Avant d’être artistes patentés, les deux hommes avaient en commun d’avoir été tous les deux coursiers, des saute-ruisseaux comme l’on disait alors. Une différence anecdotique fut que Daumier le rebelle refusa la légion d’honneur tandis que le second l’accepta. Un portrait de Corot à l’aquarelle par Daumier (comme son portrait de Berlioz) témoigne de leur amitié en même temps qu’elle souligne le grand talent de ce dernier pour la peinture.

Curt Schweicher raconte l’histoire passionnante de Daumier que la postérité a justement inscrit comme un caricaturiste hors pair. C’est en faisant ses débuts chez un clerc qu’il fit des livraisons, lui permettant de nourrir de par ses observations, sa créativité et son esprit critique. « Dans la vie, raconte Curt Schweicher, il était acteur et spectateur à la fois, passionnément profondément ». Avant de poursuivre: « Quand il quittait le Louvre, il voyait des personnages de Rembrandt qui, sous le masque familier de contemporains, hantaient les places et les carrefours. Et quand il revenait auprès (du) maître du passé, l’image des gens de la rue l’accompagnait fidèlement. » Autodidacte, goûtant peu l’académisme  qu’il fréquenta à peine et découvrant la technique de la lithographie, il fit ses débuts en 1831 à la revue Charivari, un hebdomadaire toujours prompt à l’attaque du roi-citoyen de la seconde république. Et pour avoir brossé dès le départ, une caricature saignante du souverain Louis-Philippe en Gargantua, il écopa de six mois de prison et fut astreint à payer une amende astronomique. Il était connu pour être un défenseur des opprimés, dénonçant sans cesse les mœurs d’une bourgeoisie qu’il estimait pour le moins corrompue.
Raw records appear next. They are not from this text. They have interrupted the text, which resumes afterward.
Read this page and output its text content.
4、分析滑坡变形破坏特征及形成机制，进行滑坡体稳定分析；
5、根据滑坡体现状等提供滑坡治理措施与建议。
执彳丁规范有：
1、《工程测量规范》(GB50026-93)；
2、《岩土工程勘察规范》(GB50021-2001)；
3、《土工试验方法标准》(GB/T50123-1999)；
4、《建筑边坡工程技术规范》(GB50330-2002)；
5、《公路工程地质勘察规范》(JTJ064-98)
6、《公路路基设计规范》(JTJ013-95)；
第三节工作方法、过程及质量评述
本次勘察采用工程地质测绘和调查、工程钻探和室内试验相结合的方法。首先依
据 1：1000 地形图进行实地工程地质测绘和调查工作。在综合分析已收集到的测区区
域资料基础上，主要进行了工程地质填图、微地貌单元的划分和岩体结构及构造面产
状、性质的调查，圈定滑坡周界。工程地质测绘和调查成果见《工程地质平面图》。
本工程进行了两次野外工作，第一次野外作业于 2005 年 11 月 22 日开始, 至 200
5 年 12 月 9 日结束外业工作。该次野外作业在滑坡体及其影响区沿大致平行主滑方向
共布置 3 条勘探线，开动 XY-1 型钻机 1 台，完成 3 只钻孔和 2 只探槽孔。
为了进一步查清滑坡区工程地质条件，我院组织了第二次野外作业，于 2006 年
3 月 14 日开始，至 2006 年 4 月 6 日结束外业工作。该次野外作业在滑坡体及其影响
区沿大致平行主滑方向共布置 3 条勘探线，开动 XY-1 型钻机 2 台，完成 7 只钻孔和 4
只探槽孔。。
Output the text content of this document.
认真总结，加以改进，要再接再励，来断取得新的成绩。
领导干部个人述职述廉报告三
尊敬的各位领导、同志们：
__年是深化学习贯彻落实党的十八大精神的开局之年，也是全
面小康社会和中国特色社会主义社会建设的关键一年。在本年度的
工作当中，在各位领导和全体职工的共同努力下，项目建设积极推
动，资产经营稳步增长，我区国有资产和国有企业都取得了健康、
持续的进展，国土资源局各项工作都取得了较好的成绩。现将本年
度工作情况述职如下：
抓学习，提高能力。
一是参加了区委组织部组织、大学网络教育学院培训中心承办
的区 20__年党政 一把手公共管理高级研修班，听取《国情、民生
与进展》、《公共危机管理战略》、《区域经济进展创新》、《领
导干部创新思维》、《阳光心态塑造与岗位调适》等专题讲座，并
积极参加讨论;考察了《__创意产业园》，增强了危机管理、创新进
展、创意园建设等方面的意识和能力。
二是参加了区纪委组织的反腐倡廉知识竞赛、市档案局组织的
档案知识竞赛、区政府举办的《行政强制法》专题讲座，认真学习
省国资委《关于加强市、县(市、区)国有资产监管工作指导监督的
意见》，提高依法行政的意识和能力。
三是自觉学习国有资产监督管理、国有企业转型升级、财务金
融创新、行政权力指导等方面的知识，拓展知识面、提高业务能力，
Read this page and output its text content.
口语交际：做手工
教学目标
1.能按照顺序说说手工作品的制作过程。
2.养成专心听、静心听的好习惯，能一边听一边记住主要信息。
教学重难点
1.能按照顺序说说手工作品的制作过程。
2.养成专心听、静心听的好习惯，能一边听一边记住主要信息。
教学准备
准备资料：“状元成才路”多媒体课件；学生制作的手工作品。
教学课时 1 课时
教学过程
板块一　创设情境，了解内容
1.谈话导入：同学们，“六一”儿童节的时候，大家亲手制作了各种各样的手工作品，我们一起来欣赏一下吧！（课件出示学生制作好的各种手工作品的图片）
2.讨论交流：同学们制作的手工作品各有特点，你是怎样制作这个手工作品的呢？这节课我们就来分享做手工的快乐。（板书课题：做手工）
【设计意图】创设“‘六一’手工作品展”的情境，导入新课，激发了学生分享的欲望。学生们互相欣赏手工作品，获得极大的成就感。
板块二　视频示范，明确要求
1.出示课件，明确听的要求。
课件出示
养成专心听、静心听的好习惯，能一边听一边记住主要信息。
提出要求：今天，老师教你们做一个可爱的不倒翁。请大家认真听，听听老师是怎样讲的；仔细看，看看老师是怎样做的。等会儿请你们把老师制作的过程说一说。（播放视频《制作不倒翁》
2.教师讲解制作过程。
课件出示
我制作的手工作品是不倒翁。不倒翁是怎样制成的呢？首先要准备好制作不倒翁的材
Honoré-Victorin Daumier n’a pas tout de suite rejoint la 24e division du cimetière parisien. C’est seulement un an plus tard que sa dépouille y a été correctement inhumée (ci-contre) aux côtés de Corot et de Charles-François Daubigny (1817-1878), autre artiste avec lequel il était lié. Tandis que Baudelaire voyait en Daumier un acteur majeur de l’art moderne, Curt Schweicher l’a qualifié dans son livre de « chaînon » évident entre  Rembrandt, Goya ou Rouault. Comme le dit fort justement l’auteur,  ce « peintre et rebelle » avait « des ancêtres et des descendants ».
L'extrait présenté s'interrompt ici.